Fiber is a standout nutrient here. A one-cup serving of raw cubed eggplant provides about 2.8 grams of fiber, which is roughly 10% of the daily recommended intake. Because fiber isn’t digested for energy, it brings the net carb count down considerably. Raw eggplant has only about 3 grams of net carbs per 100 grams, making it a practical choice for low-carb and ketogenic diets. Cooked eggplant is slightly higher at 6.5 grams of net carbs per 100 grams, since cooking breaks down some of the fiber.

Vitamins, Minerals, and Antioxidants

Eggplant isn’t packed with vitamins the way leafy greens or bell peppers are, but it delivers a solid dose of manganese, folate, potassium, and vitamin K. A cup of cooked eggplant covers about 5% of your daily potassium needs and a small portion of your B vitamins.

The real nutritional distinction of eggplant is in its skin.

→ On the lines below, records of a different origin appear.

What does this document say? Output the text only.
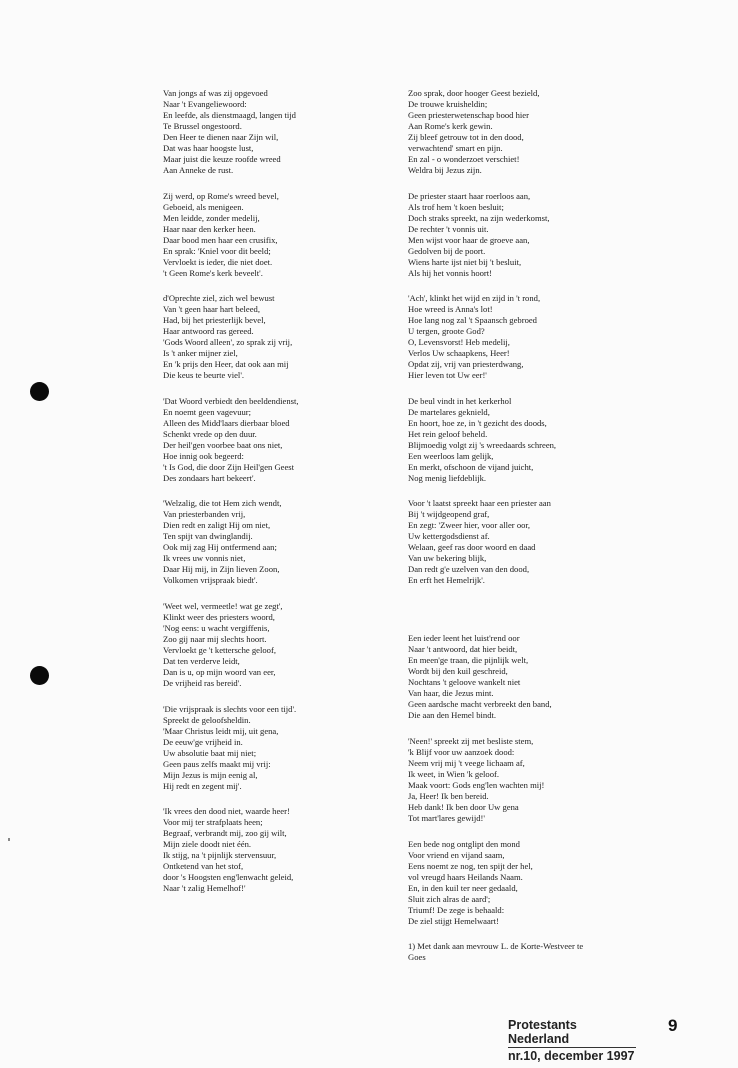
Van jongs af was zij opgevoed
Naar 't Evangeliewoord:
En leefde, als dienstmaagd, langen tijd
Te Brussel ongestoord.
Den Heer te dienen naar Zijn wil,
Dat was haar hoogste lust,
Maar juist die keuze roofde wreed
Aan Anneke de rust.
Zij werd, op Rome's wreed bevel,
Geboeid, als menigeen.
Men leidde, zonder medelij,
Haar naar den kerker heen.
Daar bood men haar een crusifix,
En sprak: 'Kniel voor dit beeld;
Vervloekt is ieder, die niet doet.
't Geen Rome's kerk beveelt'.
d'Oprechte ziel, zich wel bewust
Van 't geen haar hart beleed,
Had, bij het priesterlijk bevel,
Haar antwoord ras gereed.
'Gods Woord alleen', zo sprak zij vrij,
Is 't anker mijner ziel,
En 'k prijs den Heer, dat ook aan mij
Die keus te beurte viel'.
'Dat Woord verbiedt den beeldendienst,
En noemt geen vagevuur;
Alleen des Midd'laars dierbaar bloed
Schenkt vrede op den duur.
Der heil'gen voorbee baat ons niet,
Hoe innig ook begeerd:
't Is God, die door Zijn Heil'gen Geest
Des zondaars hart bekeert'.
'Welzalig, die tot Hem zich wendt,
Van priesterbanden vrij,
Dien redt en zaligt Hij om niet,
Ten spijt van dwinglandij.
Ook mij zag Hij ontfermend aan;
Ik vrees uw vonnis niet,
Daar Hij mij, in Zijn lieven Zoon,
Volkomen vrijspraak biedt'.
'Weet wel, vermeetle! wat ge zegt',
Klinkt weer des priesters woord,
'Nog eens: u wacht vergiffenis,
Zoo gij naar mij slechts hoort.
Vervloekt ge 't kettersche geloof,
Dat ten verderve leidt,
Dan is u, op mijn woord van eer,
De vrijheid ras bereid'.
'Die vrijspraak is slechts voor een tijd'.
Spreekt de geloofsheldin.
'Maar Christus leidt mij, uit gena,
De eeuw'ge vrijheid in.
Uw absolutie baat mij niet;
Geen paus zelfs maakt mij vrij:
Mijn Jezus is mijn eenig al,
Hij redt en zegent mij'.
'Ik vrees den dood niet, waarde heer!
Voor mij ter strafplaats heen;
Begraaf, verbrandt mij, zoo gij wilt,
Mijn ziele doodt niet één.
Ik stijg, na 't pijnlijk stervensuur,
Ontketend van het stof,
door 's Hoogsten eng'lenwacht geleid,
Naar 't zalig Hemelhof!'
Zoo sprak, door hooger Geest bezield,
De trouwe kruisheldin;
Geen priesterwetenschap bood hier
Aan Rome's kerk gewin.
Zij bleef getrouw tot in den dood,
verwachtend' smart en pijn.
En zal - o wonderzoet verschiet!
Weldra bij Jezus zijn.
De priester staart haar roerloos aan,
Als trof hem 't koen besluit;
Doch straks spreekt, na zijn wederkomst,
De rechter 't vonnis uit.
Men wijst voor haar de groeve aan,
Gedolven bij de poort.
Wiens harte ijst niet bij 't besluit,
Als hij het vonnis hoort!
'Ach', klinkt het wijd en zijd in 't rond,
Hoe wreed is Anna's lot!
Hoe lang nog zal 't Spaansch gebroed
U tergen, groote God?
O, Levensvorst! Heb medelij,
Verlos Uw schaapkens, Heer!
Opdat zij, vrij van priesterdwang,
Hier leven tot Uw eer!'
De beul vindt in het kerkerhol
De martelares geknield,
En hoort, hoe ze, in 't gezicht des doods,
Het rein geloof beheld.
Blijmoedig volgt zij 's wreedaards schreen,
Een weerloos lam gelijk,
En merkt, ofschoon de vijand juicht,
Nog menig liefdeblijk.
Voor 't laatst spreekt haar een priester aan
Bij 't wijdgeopend graf,
En zegt: 'Zweer hier, voor aller oor,
Uw kettergodsdienst af.
Welaan, geef ras door woord en daad
Van uw bekering blijk,
Dan redt g'e uzelven van den dood,
En erft het Hemelrijk'.
Een ieder leent het luist'rend oor
Naar 't antwoord, dat hier beidt,
En meen'ge traan, die pijnlijk welt,
Wordt bij den kuil geschreid,
Nochtans 't geloove wankelt niet
Van haar, die Jezus mint.
Geen aardsche macht verbreekt den band,
Die aan den Hemel bindt.
'Neen!' spreekt zij met besliste stem,
'k Blijf voor uw aanzoek dood:
Neem vrij mij 't veege lichaam af,
Ik weet, in Wien 'k geloof.
Maak voort: Gods eng'len wachten mij!
Ja, Heer! Ik ben bereid.
Heb dank! Ik ben door Uw gena
Tot mart'lares gewijd!'
Een bede nog ontglipt den mond
Voor vriend en vijand saam,
Eens noemt ze nog, ten spijt der hel,
vol vreugd haars Heilands Naam.
En, in den kuil ter neer gedaald,
Sluit zich alras de aard';
Triumf! De zege is behaald:
De ziel stijgt Hemelwaart!
1) Met dank aan mevrouw L. de Korte-Westveer te
Goes
Protestants Nederland
nr.10, december 1997
9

The deep purple color comes from a compound called nasunin, a type of anthocyanin that acts as a powerful antioxidant. Nasunin is especially effective at neutralizing certain free radicals and protecting cell membranes from oxidative damage. Research published in Toxicology Letters found that nasunin also chelates iron, meaning it binds to excess iron in the body and prevents it from generating harmful molecules. This is particularly relevant for protecting fatty tissues, including brain cell membranes, from damage.

To get the most from these compounds, eat eggplant with the skin on. Peeling removes the majority of the antioxidant content.

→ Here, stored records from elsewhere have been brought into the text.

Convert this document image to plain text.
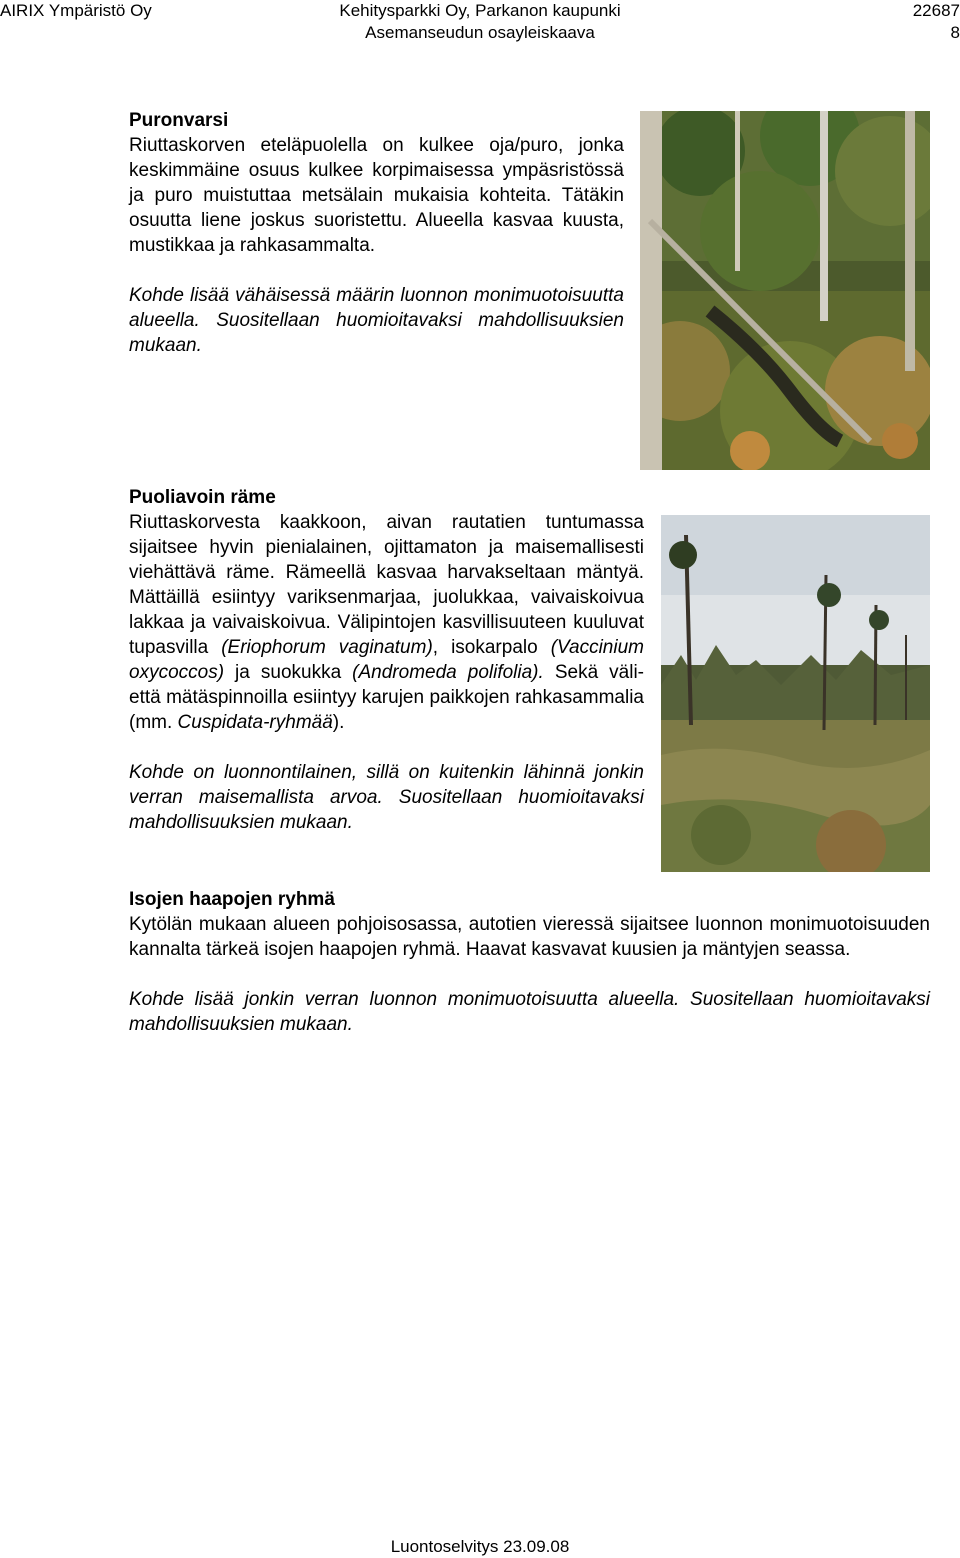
AIRIX Ympäristö Oy	Kehitysparkki Oy, Parkanon kaupunki
Asemanseudun osayleiskaava
22687
8
Puronvarsi

Riuttaskorven eteläpuolella on kulkee oja/puro, jonka keskimmäine osuus kulkee korpimaisessa ympäsristössä ja puro muistuttaa metsälain mukaisia kohteita. Tätäkin osuutta liene joskus suoristettu. Alueella kasvaa kuusta, mustikkaa ja rahkasammalta.

Kohde lisää vähäisessä määrin luonnon monimuotoisuutta alueella. Suositellaan huomioitavaksi mahdollisuuksien mukaan.

Puoliavoin räme

Riuttaskorvesta kaakkoon, aivan rautatien tuntumassa sijaitsee hyvin pienialainen, ojittamaton ja maisemallisesti viehättävä räme. Rämeellä kasvaa harvakseltaan mäntyä. Mättäillä esiintyy variksenmarjaa, juolukkaa, vaivaiskoivua lakkaa ja vaivaiskoivua. Välipintojen kasvillisuuteen kuuluvat tupasvilla (Eriophorum vaginatum), isokarpalo (Vaccinium oxycoccos) ja suokukka (Andromeda polifolia). Sekä väli- että mätäspinnoilla esiintyy karujen paikkojen rahkasammalia (mm. Cuspidata-ryhmää).

Kohde on luonnontilainen, sillä on kuitenkin lähinnä jonkin verran maisemallista arvoa. Suositellaan huomioitavaksi mahdollisuuksien mukaan.

Isojen haapojen ryhmä

Kytölän mukaan alueen pohjoisosassa, autotien vieressä sijaitsee luonnon monimuotoisuuden kannalta tärkeä isojen haapojen ryhmä. Haavat kasvavat kuusien ja mäntyjen seassa.

Kohde lisää jonkin verran luonnon monimuotoisuutta alueella. Suositellaan huomioitavaksi mahdollisuuksien mukaan.

Luontoselvitys 23.09.08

How Eggplant Compares to Similar Vegetables

  • Zucchini: 17 calories per 100g, slightly lower than eggplant’s 25
  • Bell pepper: 31 calories per 100g, comparable to eggplant
  • Sweet potato: 86 calories per 100g, more than three times as much
  • Potato: 77 calories per 100g, roughly triple eggplant
  • Cauliflower: 25 calories per 100g, nearly identical to eggplant

Eggplant sits in the same calorie range as most non-starchy vegetables. Its real advantage is versatility. It works as a meat substitute in dishes like eggplant parmesan or moussaka, where it provides bulk and texture at a fraction of the calories you’d get from meat or pasta.

Varieties and Calorie Differences

Globe eggplant (the large, dark purple variety common in American grocery stores) is the standard reference for nutrition data. But Japanese and Chinese eggplants, which are longer and thinner, have a very similar calorie profile per gram. The same goes for the small, round Indian and Thai varieties. Calorie differences between varieties are negligible. The main distinctions are in texture and seed content, not energy density.

White eggplants and graffiti (striped) eggplants also clock in at roughly 25 calories per 100 grams. The one nutritional difference worth noting is that lighter-skinned varieties contain less nasunin, since the compound is responsible for the purple pigment.